Tuesday, February 3, 2015

Goodbye Marvin

Well I finally sold my beloved bike Marvin. I thought I would never sell him. I purchased Marvin back in 2005 and he has been my constant companion since. I wish I knew more about bikes so I could explain what made Marvin so special but I don't. Maybe it will just take a little more time. I was a little shocked at the Kelly BlueBook value of Marvin. While I wasn't selling him for money his value to me was just so much greater.

To begin with Marvin is a really good looking bike. Being bright yellow he certainly stands out in a crowd. He fit me well and was super comfortable. 



He is a great climber. It is not like Marvin was super light or anything and he actually lacked a lot of the bells and whistles new bikes have but he always responded well when I needed to dig a little deeper to get to the top. We climbed to the top of Beech Mountain and Mount Mitchell and a number of other ascents throughout NC.

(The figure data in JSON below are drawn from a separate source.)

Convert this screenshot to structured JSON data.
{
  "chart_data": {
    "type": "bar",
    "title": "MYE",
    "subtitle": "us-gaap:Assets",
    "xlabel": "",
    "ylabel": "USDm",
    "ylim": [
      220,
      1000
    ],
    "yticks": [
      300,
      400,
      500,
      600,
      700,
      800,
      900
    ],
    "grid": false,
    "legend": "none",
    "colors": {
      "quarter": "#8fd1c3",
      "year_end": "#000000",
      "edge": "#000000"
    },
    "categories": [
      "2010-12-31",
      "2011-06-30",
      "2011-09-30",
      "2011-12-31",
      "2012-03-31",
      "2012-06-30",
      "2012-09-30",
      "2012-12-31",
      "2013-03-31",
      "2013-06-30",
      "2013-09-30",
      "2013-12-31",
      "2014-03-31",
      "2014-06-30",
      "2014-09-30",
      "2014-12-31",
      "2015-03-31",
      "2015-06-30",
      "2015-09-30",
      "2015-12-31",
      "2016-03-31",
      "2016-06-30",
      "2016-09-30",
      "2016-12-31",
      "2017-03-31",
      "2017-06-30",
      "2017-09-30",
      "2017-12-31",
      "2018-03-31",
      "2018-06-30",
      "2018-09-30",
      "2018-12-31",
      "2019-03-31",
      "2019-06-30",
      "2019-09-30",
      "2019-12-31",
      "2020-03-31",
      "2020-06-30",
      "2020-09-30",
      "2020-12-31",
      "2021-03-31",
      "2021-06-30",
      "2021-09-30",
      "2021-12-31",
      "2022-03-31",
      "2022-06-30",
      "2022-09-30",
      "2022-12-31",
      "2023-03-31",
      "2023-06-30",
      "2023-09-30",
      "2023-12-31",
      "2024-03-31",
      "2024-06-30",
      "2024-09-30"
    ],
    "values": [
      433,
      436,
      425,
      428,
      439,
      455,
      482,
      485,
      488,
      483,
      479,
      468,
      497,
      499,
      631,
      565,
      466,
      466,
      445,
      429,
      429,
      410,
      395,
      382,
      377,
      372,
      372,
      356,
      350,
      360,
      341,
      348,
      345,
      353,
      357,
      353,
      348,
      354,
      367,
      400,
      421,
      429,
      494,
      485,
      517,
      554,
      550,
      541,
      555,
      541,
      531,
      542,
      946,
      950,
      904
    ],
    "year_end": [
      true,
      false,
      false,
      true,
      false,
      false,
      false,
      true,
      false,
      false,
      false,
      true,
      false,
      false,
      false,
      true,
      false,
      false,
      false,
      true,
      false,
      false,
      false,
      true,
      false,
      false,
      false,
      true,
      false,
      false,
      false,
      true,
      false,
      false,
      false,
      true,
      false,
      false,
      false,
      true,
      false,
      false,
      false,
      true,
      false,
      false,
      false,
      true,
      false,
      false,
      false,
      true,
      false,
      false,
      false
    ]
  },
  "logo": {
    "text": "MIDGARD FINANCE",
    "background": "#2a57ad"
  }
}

Together we really learned how to ride. Marvin was not my first bike. I purchased a used road bike for $75 at a garage sale when I first decided I wanted to "ride like those people in spandex." Realizing he was waaaaay to big for me I purchased a new road bike for $500. He was a tank. Probably the heaviest bike I have owed and he quickly rusted in the salty Charleston environment. Marvin and I were a perfect match and the more riding I did the more confidence I had to explore group rides. I went from joining in the Saturday-no-drop-let's-stop-every-20-minutes- group ride to the Wednesday night road racing World Championships of Charleston. Every ride I went to someone gave me a couple of pointers on how to be a better rider whether it was how not to put my wheel on backwards to how to pull of the front of a paceline. Everything I learned about cycling I learned with Marvin.

My one and only road race
So why did I decide to let him go? I  often wonder why we grow sentimental attachments to material objects. The object is just a vector for the memory. You can't sell memories or give them away; they are simply always there. Since I had not ridden Marvin in over a year his utility to me had clearly diminished yet I was holding on to him for sentimental reasons. He represents so many things including a time in my life that no longer exists. I realized, however, by selling Marvin I could give someone (preferable another lady as opposed to some super short guy) the chance to get a great bike at a great price. By hoarding Marvin at home I could potentially be denying someone the opportunity to get into cycling/triathlon and fall in love with a sport I embraced so many years ago. 

I ended up selling Marvin to a guy named Mark. I was a little disappointed at first but when I met Mark, who is super tall, I knew there had to be more to the story. He was actually buying the bike for his lady, Stephanie. Marvin would be her first road bike and she was planning to compete in her first triathlon this summer, Raleigh 70.3! How exciting is that!?! As we talked about the race her anxiety and excitement reinforced my love for this sport. I didn't think I would return to Raleigh this year I think I just might to see Marvin back in action.

As it happens sometimes even the best relationships have to come to an end. I feel good about closing that chapter and I am excited about Stephanie's and Marvin future together. But now I get to start a new book . . .  introducing Hank (although because of his coral accents he may be renamed Elton):


Just a quick test drive (photo credits: James Haycraft)

It is only on a mountain bike can one get back to the sheer joy of "playing in the woods" again.